In this example, 9 grams of Compound A and 2 grams of lactic acid are added to 65 grams of ethanol in a suitable container and the mixture was stirred for 2hrs. Then the solvent is removed (via vacuum oven or rotary evaporator) producing the final formulated ionic liquid.

Preparation of Compound A Glutaric Acid ionic liquid salt in the presence of PEG200

150 milligrams of Compound A and 25 milligrams of glutaric acid are added to 1.4 grams of ethanol and 0.22 grams of PEG200 in a suitable container and the mixture was stirred for 2hrs. Then the solvent is removed (via vacuum oven or rotary evaporator) producing the final formulated ionic liquid.

The average pharmacokinetic profile from an injection of the formulated glutaric acid with PEG200 example is shown in Figure 1 compared to an injection of an aqueous based drug particle suspension of Compound A and a polymer matrix drug loaded implant. The individual pharmacokinetic profiles of the formulated glutaric acid with PEG200 ionic liquid of Compound A is shown in Figure 2.

The 1 -month formulated ionic liquid PK results show increased exposure over the other long acting products at the same dose strength. Additionally, at the end of this study, the muscle containing the injection site depots were harvested from the rats for the formulated ionic liquid (Figure 3) and the aqueous dmg particle suspension (Figure 4). The depots were clearly visible and revealed a more diffuse depot for the formulated ionic liquid in contrast to the aqueous drug particle suspension.

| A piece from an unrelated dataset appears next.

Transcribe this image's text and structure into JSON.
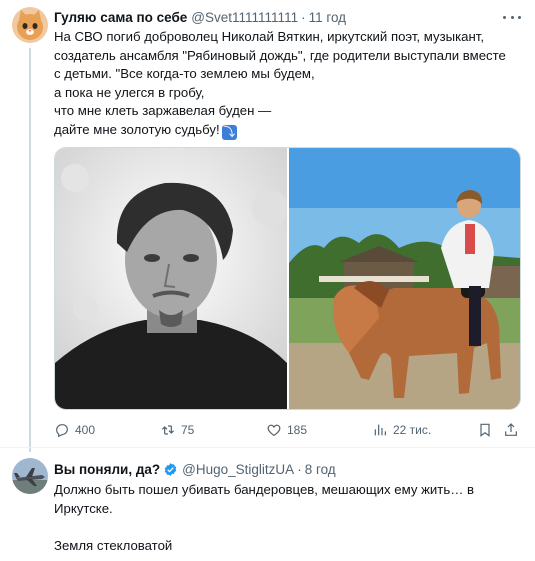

Preparation of Compound A Glutaric Acid ionic liquid salt in the presence of PEG200

158 milligrams of Compound A and 29.6 milligrams of glutaric acid are added to 2.13 grams of ethanol and 0.34 grams of PEG200 in a suitable container and the mixture was stirred for 2hrs. Then the solvent is removed (via vacuum oven or rotary evaporator) producing the final formulated ionic liquid.

Preparation of Compound A Lactic Acid ionic liquid salt in the presence of PEG200

9 grams of Compound A and 2 grams of lactic acid are added to 65 grams of ethanol in a suitable container. Finally, 24 grams of PEG200 were added and the mixture was stirred for 2hrs. Then the solvent is removed (via vacuum oven or rotary evaporator) producing the final formulated ionic liquid.

The preparation above was also formulated with different quantities of PEG200 to understand the relationship between the viscosity (cP) and the final concentration of Compound A. This relationship is summarized in Figure 5.

The preparation above was also sterile filtered with a 0.22 micron filter and injected intramuscularly in beagle dogs. The average pharmacokinetic profile is shown Figure 6 and the individual pharmacokinetic profiles are shown in Figure 7.